La Scandone Basket è morta e defunta. Inutile disquisire sui tecnicismi relativi al fallimento della gestione oppure della società.

La realtà è che, dopo 73 anni di gloriosa e spesso sofferta esistenza, il club avellinese di pallacanestro è fuori da ogni competizione e restano nella sua bacheca trofei che testimoniano traguardi di immenso valore sportivo.

Sulle vicende giudiziare susseguitesi negli ultimi tempi, si registrano dichiarazioni di avvocati, rappresentanti della defunta società, liquidatori e altri soggetti che bene farebbero a restare in dignitoso silenzio anzichè rinfacciarsi azioni, dichiarazioni e interpetazioni che rendono ulteriormente penosa la vicenda che lascia amareggiati gli sportivi, quelli veri, poco adusi a confrontarsi con spiegazioni e tecnicismi legali.

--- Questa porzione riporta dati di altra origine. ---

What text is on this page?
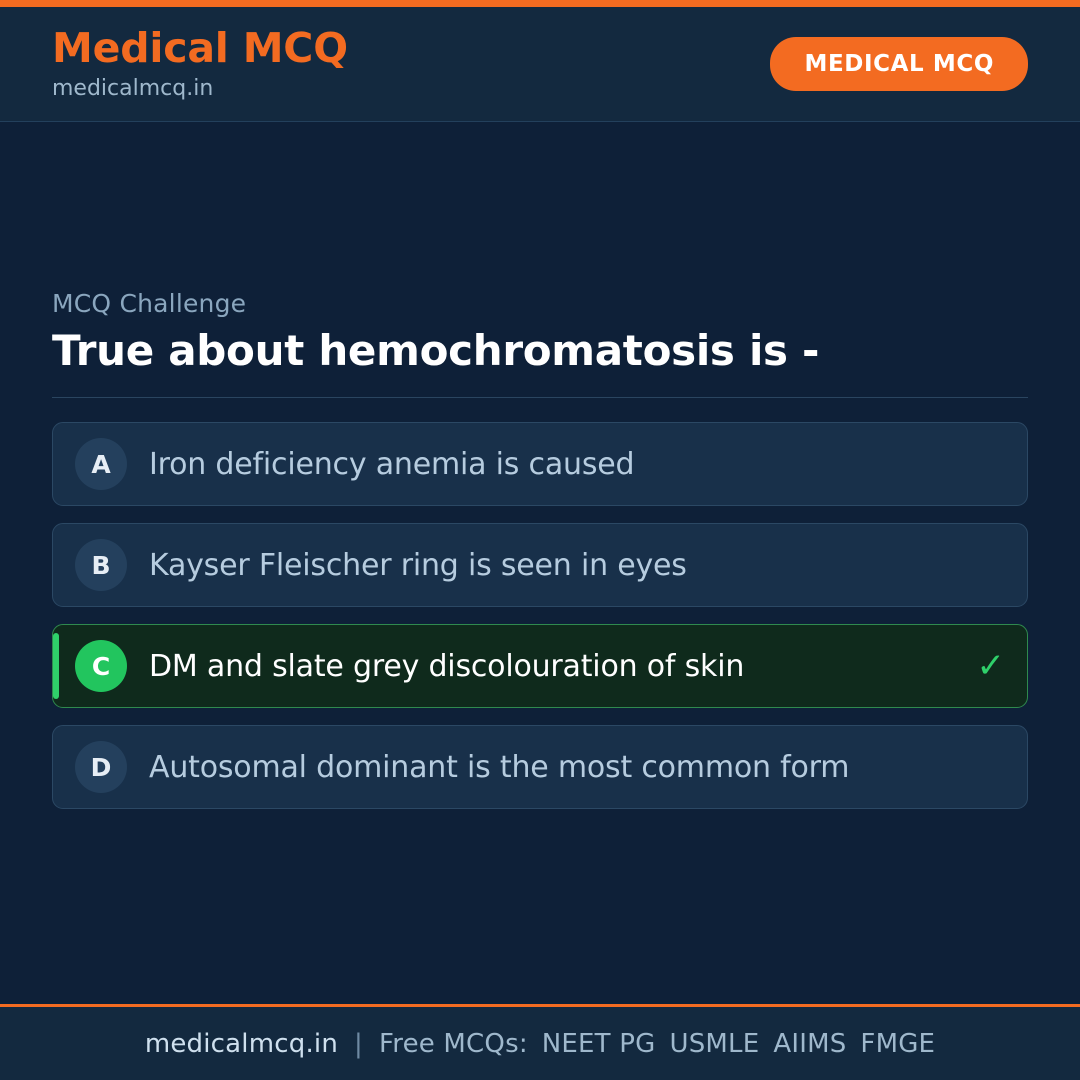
Medical MCQ
medicalmcq.in
MEDICAL MCQ
MCQ Challenge
True about hemochromatosis is -
A	Iron deficiency anemia is caused
B	Kayser Fleischer ring is seen in eyes
C	DM and slate grey discolouration of skin	✓
D	Autosomal dominant is the most common form
medicalmcq.in | Free MCQs: NEET PG USMLE AIIMS FMGE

Invece volano gli stracci e, rispetto ad alcune dichiarazioni fornite da chi ha seguito la vicende della messa in liquidazione della gloriosa società di pallacanestro, adesso interviene Goffredo Solimeno (Liquidatore p.t. SS. Felice Scandone 1948) che chiede la parola non tanto per chiarire la sua posizione quanto per gettare fango su chi lo ha preceduto in tale compito, chiedendo chiaro e tondo come sia stato possibile creare un “buco” finanziario che somiglia a una voragine.

Dichiarazioni che Solimeno bene farebbe a formalizzare con una denuncia su cui potrebbe fare piena luce la magistratura, visto che vengono adombrate condotte su cui la risposta potrebbe venire proprio da una approfondita indagine anche di natura penale.